Stephan Lill, Birkenhorst 5b, 21220 Seevetal, Allemagne
Une odyssée temporelle — quand l’IA rencontre le mythe
Je veux vous parler d'un voyageur temporel peu ordinaire. Il se qualifie lui-même de « chrono-rhétoricien » ; ce qui signifie avant tout une chose : il aime extraordinairement parler et beaucoup. Il semble avoir trouvé en moi une victime consentante ; je suis malheureusement un bon auditeur ; une habitude fâcheuse. Pour me soulager, je note ici nos conversations et ce qui en a découlé. Car cela risque de devenir un lourd fardeau : la connaissance de l'avenir ; même si Loquaxander -- c'est ainsi que se nomme le voyageur temporel -- laisse entendre qu'en l'an 3000 après J.-C., tout va pour le mieux. Quand je lui ai demandé si ce serait plutôt dystopique ou utopique, il a pris le parti de l'utopie après quelques hésitations. « Ça va bien. On ne peut pas se plaindre -- entre autres parce que c'est strictement interdit. »
Heureusement, il possède un traducteur temporel monoculaire : nous nous comprenons bien. Bien que sa technique de communication préférée soit la télépathie ; mais elle a le désagrément que l'on ne sait pas -- du moins en tant que débutant -- comment l'arrêter. Faire la sourde oreille -- impossible. Il faut ajouter que Loquaxander prétend avoir une forte allergie au silence. Je n'ai pas l'habitude de penser constamment à quelque chose ; dans ma tête règne souvent un silence agréable -- jusqu'à présent. J'avais fait l'erreur de montrer de l'intérêt, de lui poser quelques questions polies. Il a une voix qui sonne à la fois comme Platon, Shakespeare et un podcast futuriste. Il aborde le langage avec respect. Il dit que le pouvoir des mots est comme une machine à remonter le temps : elle vous transporte en un clin d'œil à n'importe quel endroit désiré ou indésirable. Alors il était probablement venu ici volontairement ; pas par erreur ?

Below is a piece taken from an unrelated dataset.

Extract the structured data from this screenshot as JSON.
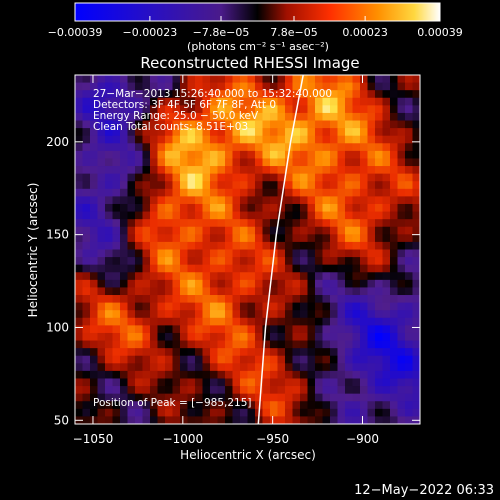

Que pouvait-on lui offrir, lui proposer ? Il déclina poliment un smoothie. Il s'installa confortablement sur la balancelle hollywoodienne de mon jardin, qui cependant ne bougea pas quand il s'assit. Il expliqua ce phénomène par sa structure holographique momentanée. « Je suis là -- mais en même temps je n'y suis pas. Mais je peux à tout moment passer au niveau de réalité 3 -- pour une meilleure interaction avec l'histoire et un contrôle parfait sur le matériau de réalité. »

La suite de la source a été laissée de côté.